We all want the same thing: to feel loved, known, seen, accepted. Even so, we’ve somehow become the greatest of pretenders believing we’re only worthy of those things if we’re PERFECT, have it altogether, fit within the mold.
We walk around with this “I’M FINE,” mentality. Everybody is ‘fine’ with their shiny masks covering their pain.
When did we become so good at hiding?
When did we become so good at pretending?
Why do we think we’re only worthy of love when and if we’re perfect?
Why do we hide our pain and brokenness when it’s one of the most common of human experiences?
We build walls to protect ourselves only to end up in more pain than before as the isolation traps the broken pieces of our lives.
And it’s exhausting.
There’s something endearing being around small children—they don’t know they’re supposed to hide their pain…they cry—they want you to kiss it better—and then they run off and play again.
But at some point we learn to hide…and we become really good at it.

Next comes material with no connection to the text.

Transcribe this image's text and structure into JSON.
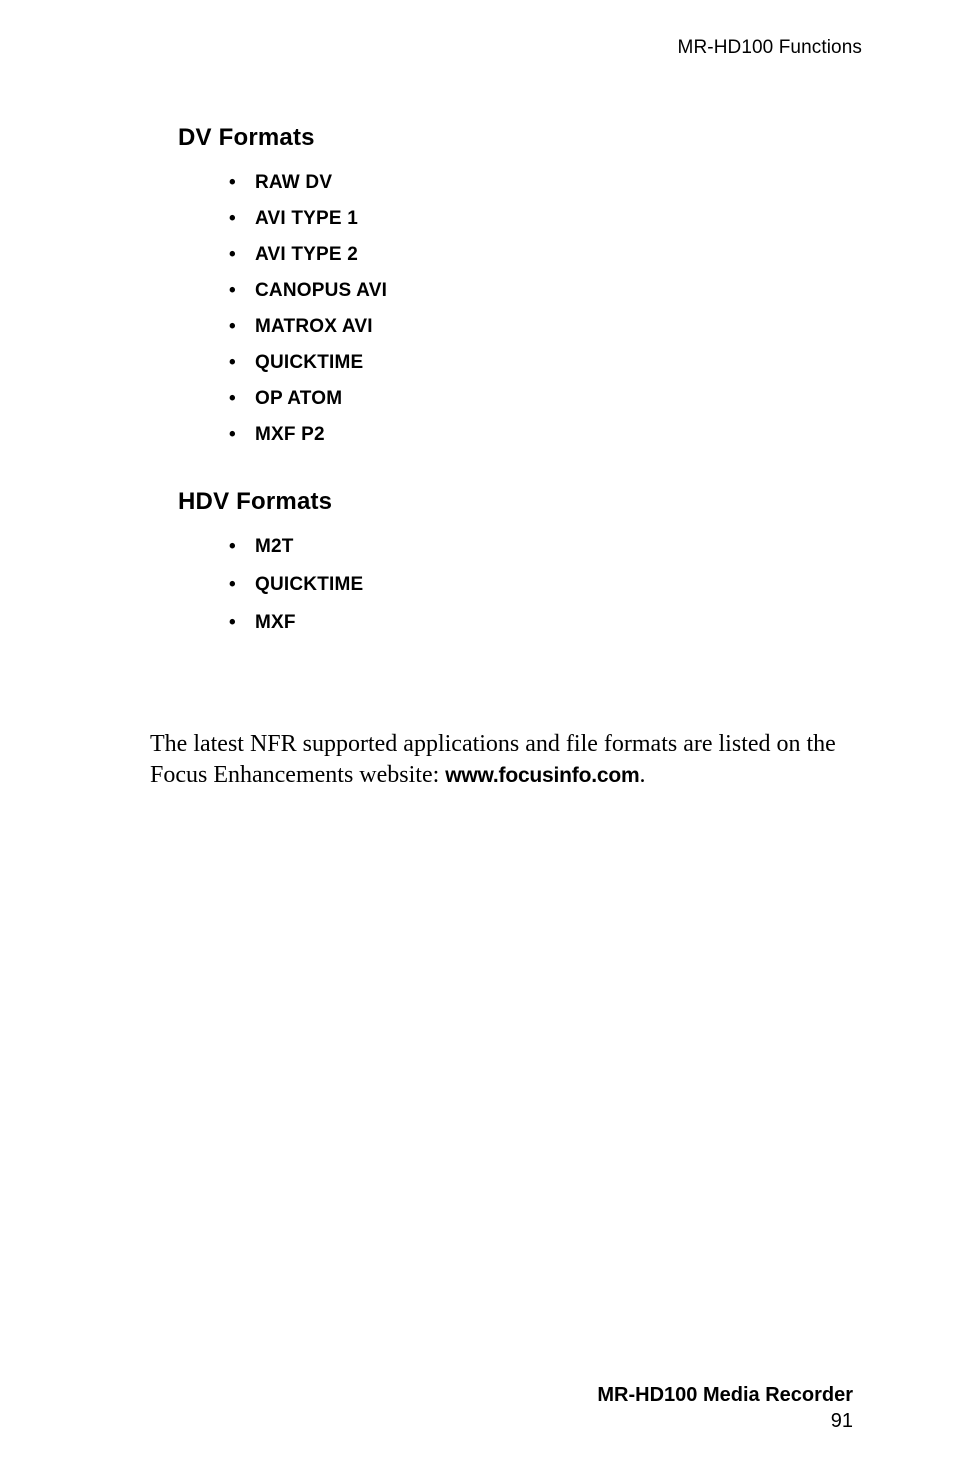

We get kicked and shoved around by life—we get the snot kicked out of us a few times…
so we build walls to protect ourselves.
We hide our pain—because pain means weakness—we don’t know who is safe + who isn’t to truly let our guards down with
EVERYONE IS WALKING AROUND LIKE THEY’RE FINE + on the inside: crippled with fear, battling depression, eating disorders, pornography addictions, self-hatred,
And it’s exhausting
What if we chose to remove the masks and invite others into our pain?
There’s something distinct that happens to us and in us when we experience heartache. When life hits us like a ton of bricks and everything falls to pieces.
Somehow it’s in those grey areas of our lives that we find unexpected beauty, comfort, rest–it’s counter intuitive and it doesn’t make sense.
What if the existence of brokenness meant that our story isn’t over yet?
What if we believed pain doesn’t have the last word?
What if we removed our masks and invited love, hope, community into those painful areas of our lives?
I think we’d be shocked at the redemption we’d discovered.
Because something transformative happens in the breaking, and it’s in the rebuilding that we experience inexplicable beauty.